C’est une de mes préférées. Elle ne sera
jamais la plus forte mais elle a cette conviction en elle. Un peu comme
l’eau de l’océan : les vagues bougent mais pas
le fond !
C’est l’espoir, justement. Sa vie fait qu’elle vit le
moment présent. C’est un message important pour nous tous.
Moi, en tout cas je veux vivre dans l’instant.
En Alaska, vous savez, nous avons un été très
court ; alors on veut vivre dehors autant que l’on peut, en
profiter. Nous avons aussi des distances immenses ; de grandes
étendues. Il y a une montagne que j’aime mais qui me
semble toujours si loin. Pourtant quand je me promène, quand je
regarde les fleurs, que je mange des myrtilles, elle se rapproche sans
que je m’en aperçoive. Tout cela parce que je n’ai
pas fixé mon attention sur elle.
Il ne faut jamais trop regarder au loin ; c’est un peu ce que nous dit Angelina !
Et pensez-vous qu’il
soit possible de redécouvrir – de
« réinventer » - un rôle quand on le
chante depuis longtemps ?
Evidemment ! Regardez mon Angelina : elle est plus sûre
d’elle. Avant, elle avait peur de tout et de tous. Rocky Blake
m’a même dit un jour : « je ne suis pas un
monstre, tu sais » ! Il me le disait à
moi… Et mon Angelina est plus sûre d’elle parce que
je le suis aussi.
Et puis, tout change toujours avec les collègues. Sur cette
production, nous sommes devenus comme une famille ! J’ai de
bons collègues. Et, vous savez, nous ne sommes plus dans les
années 50 ou 60 ; nous n’avons plus à
combattre. En toout cas je n’ai pas cette sensation.

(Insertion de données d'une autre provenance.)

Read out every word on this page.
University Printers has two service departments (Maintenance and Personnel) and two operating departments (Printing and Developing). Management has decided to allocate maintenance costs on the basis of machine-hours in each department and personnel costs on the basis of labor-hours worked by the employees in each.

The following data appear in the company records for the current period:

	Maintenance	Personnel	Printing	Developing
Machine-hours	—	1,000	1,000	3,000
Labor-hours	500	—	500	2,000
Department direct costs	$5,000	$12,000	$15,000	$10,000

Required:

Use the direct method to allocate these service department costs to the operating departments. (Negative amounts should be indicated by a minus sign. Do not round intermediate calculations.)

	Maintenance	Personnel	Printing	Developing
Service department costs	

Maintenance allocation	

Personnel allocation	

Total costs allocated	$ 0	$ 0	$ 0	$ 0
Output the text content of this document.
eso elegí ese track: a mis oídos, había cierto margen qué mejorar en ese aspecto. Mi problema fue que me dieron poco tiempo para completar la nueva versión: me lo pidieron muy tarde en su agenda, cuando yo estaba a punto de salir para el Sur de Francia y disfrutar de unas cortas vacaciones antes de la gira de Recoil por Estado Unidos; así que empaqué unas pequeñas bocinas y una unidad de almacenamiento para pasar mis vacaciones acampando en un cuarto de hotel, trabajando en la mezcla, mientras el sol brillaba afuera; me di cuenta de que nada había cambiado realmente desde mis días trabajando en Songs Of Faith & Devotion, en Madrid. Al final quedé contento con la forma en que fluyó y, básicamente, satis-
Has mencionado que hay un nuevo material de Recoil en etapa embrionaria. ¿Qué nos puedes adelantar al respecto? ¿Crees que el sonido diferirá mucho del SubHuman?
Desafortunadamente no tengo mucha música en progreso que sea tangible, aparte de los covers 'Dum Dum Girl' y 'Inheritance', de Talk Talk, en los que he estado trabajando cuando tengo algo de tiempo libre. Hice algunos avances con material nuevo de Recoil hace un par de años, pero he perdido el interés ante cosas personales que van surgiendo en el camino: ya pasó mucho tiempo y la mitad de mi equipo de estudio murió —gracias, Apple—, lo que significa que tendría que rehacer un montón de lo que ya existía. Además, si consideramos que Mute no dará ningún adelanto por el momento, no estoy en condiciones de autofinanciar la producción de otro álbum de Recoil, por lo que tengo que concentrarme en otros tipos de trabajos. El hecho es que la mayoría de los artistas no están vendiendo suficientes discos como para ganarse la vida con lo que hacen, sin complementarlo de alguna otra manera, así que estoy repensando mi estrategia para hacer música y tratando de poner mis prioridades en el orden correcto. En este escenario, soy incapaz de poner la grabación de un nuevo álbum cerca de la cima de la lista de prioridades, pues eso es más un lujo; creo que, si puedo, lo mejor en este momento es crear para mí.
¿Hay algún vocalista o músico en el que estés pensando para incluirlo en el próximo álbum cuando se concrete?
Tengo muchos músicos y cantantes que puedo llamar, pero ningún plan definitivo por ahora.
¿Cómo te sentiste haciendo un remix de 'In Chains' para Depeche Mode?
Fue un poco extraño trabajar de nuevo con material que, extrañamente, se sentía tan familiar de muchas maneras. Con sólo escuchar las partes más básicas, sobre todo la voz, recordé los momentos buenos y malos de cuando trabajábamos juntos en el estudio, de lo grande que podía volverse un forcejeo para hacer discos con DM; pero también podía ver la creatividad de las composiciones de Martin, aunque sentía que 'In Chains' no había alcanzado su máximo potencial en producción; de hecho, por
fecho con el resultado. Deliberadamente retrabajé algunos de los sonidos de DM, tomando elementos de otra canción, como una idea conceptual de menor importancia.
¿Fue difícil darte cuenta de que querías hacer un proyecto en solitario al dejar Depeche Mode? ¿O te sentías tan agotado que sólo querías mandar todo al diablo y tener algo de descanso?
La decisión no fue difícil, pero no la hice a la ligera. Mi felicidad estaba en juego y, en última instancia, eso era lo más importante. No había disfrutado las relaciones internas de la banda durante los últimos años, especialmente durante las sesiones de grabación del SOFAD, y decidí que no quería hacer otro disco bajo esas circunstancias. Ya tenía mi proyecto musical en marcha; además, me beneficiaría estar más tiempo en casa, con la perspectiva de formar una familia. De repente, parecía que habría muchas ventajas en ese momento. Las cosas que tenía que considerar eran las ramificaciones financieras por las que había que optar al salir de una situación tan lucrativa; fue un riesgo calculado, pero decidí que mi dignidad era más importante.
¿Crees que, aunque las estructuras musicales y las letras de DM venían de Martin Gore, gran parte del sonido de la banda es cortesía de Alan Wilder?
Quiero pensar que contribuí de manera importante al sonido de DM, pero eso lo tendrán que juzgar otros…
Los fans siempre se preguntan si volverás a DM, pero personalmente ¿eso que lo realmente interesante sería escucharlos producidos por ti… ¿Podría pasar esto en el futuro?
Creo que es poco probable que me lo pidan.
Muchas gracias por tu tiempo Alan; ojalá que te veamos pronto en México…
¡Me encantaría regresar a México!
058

Donc, oui, une nouvelle équipe entraîne de nouvelles
réactions. Regardez Isabella et Rosina qui sont le miroir de
leur entourage. Il faut réagir en fonction. Moi, je regarde
beaucoup et ensuite… je m’adapte ! Et j’ai de
la chance, parce que je suis au niveau où je peux choisir de
travailler avec les meilleurs.
C’est donc une
exigence de travail, pour vous, de ne pas vous limiter à une
sorte de « vitesse de croisière » ?
Quand j’étais petite fille, je lisais souvent
l’histoire de deux poupées qui tombaient dans un livre de
contes pour enfants. Elles rencontraient tous les personnages comme
Blanche-Neige, Cendrillon etc… Or chacun avait conscience de
participer au conte et de rejouer la même histoire. J’ai,
moi aussi, cette conscience de parcourir le même sentier.
C’est vrai et pourtant – c’est drôle –
c’est toujours nouveau. Comme lorsque vous vous promenez en
forêt. C’est le même bois, le même
chemin ; on connaît forcément le départ et
l’arrivée. Mais quelque chose change, toujours : le
soleil peut être plus bas, le vent plus fort ou plus frais…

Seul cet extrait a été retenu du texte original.